We recommend keeping track of the exact versions of the software libraries you are using.

Generally this is done by creating a reproducible environment (also called a virtual environment).

Some tools also allow you to use different versions of Python or R for different environments.

Python

You can use pip with venv (or a related tool) or conda (or a related tool) to create an environment and install specific versions of Python libraries.

We recommend using mamba (or micromamba) to install Python and create environments. This package manager is compatible with conda and can manage data science environments, including Python and other software. Anywhere you see conda, you can generally substitute it for mamba or micromamba.

You should export your environment into an environment.yml (or similar) file and track that using version control. This way, a collaborators can install the same software as you by running conda env create -f environment.yml.

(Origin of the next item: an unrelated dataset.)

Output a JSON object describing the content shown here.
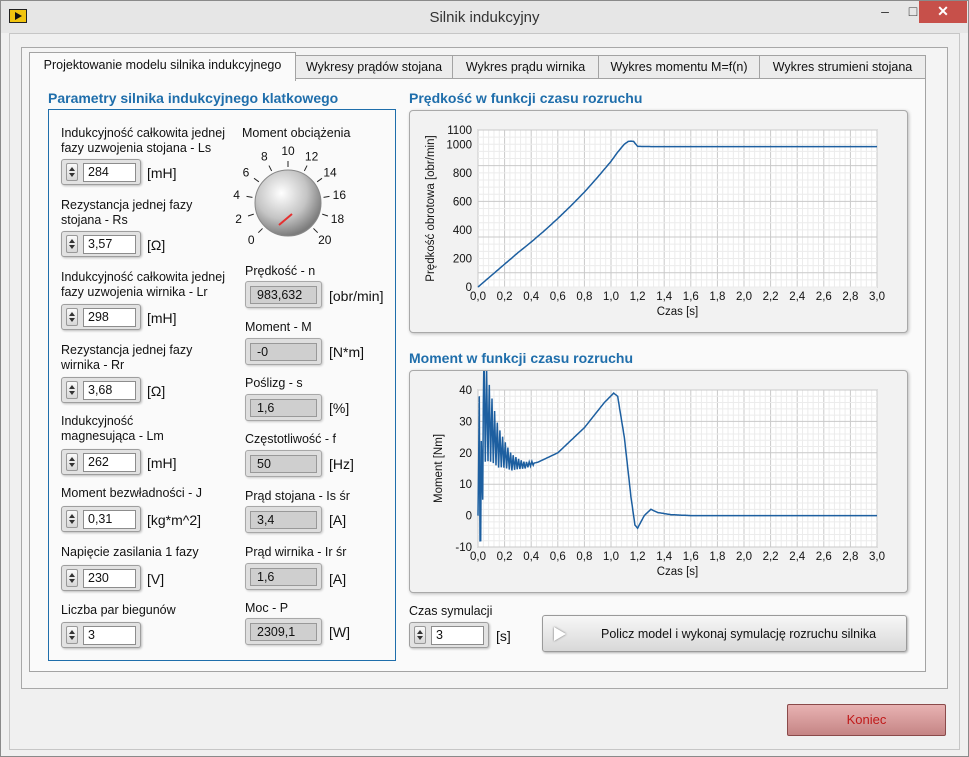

Even if you don’t want to use conda to install software, you can use it to install specific version of Python and then use pip to install Python libraries. This keeps everything in one place, and you don’t need to switch to using python -m venv.

Tips
  • Never use a system-wide version of Python (such as on a Mac or Linux machine) as this will be a version used by the operating system. Always install your own version.
  • Never install packages globally on your system. This could create conflicts with system libraries or other projects. Always create an environment.
  • If you do use pip, be aware that unlike conda it only checks for conflicts when you install all the libraries you are using at the same time. This is why it’s faster. For this reason, it’s a good idea to install additional libraries by editing your requirements.txt file and then reinstalling everything from a freshly-created (empty) environment each time.

R

We recommend creating reproducible environments using renv. See this talk by Kevin Ushey for an introduction.

renv uses renv::install() and renv::update() to install and update packages in an isolated, portable and reproducible way (although you can continue to use the usual install and update commands with renv will automatically mask).

RStudio gives you the option of using renv when you create a new project.

Tip

Although it is common practice, we recommend you avoid installing and updating packages globally using install.packages() and update.packages(), unless you are using renv.

If you use the global versions of packages, then all your projects will need to use the same versions of every library. If you update a library, you may have to change code in all of your projects or you might get inconsistent analyses.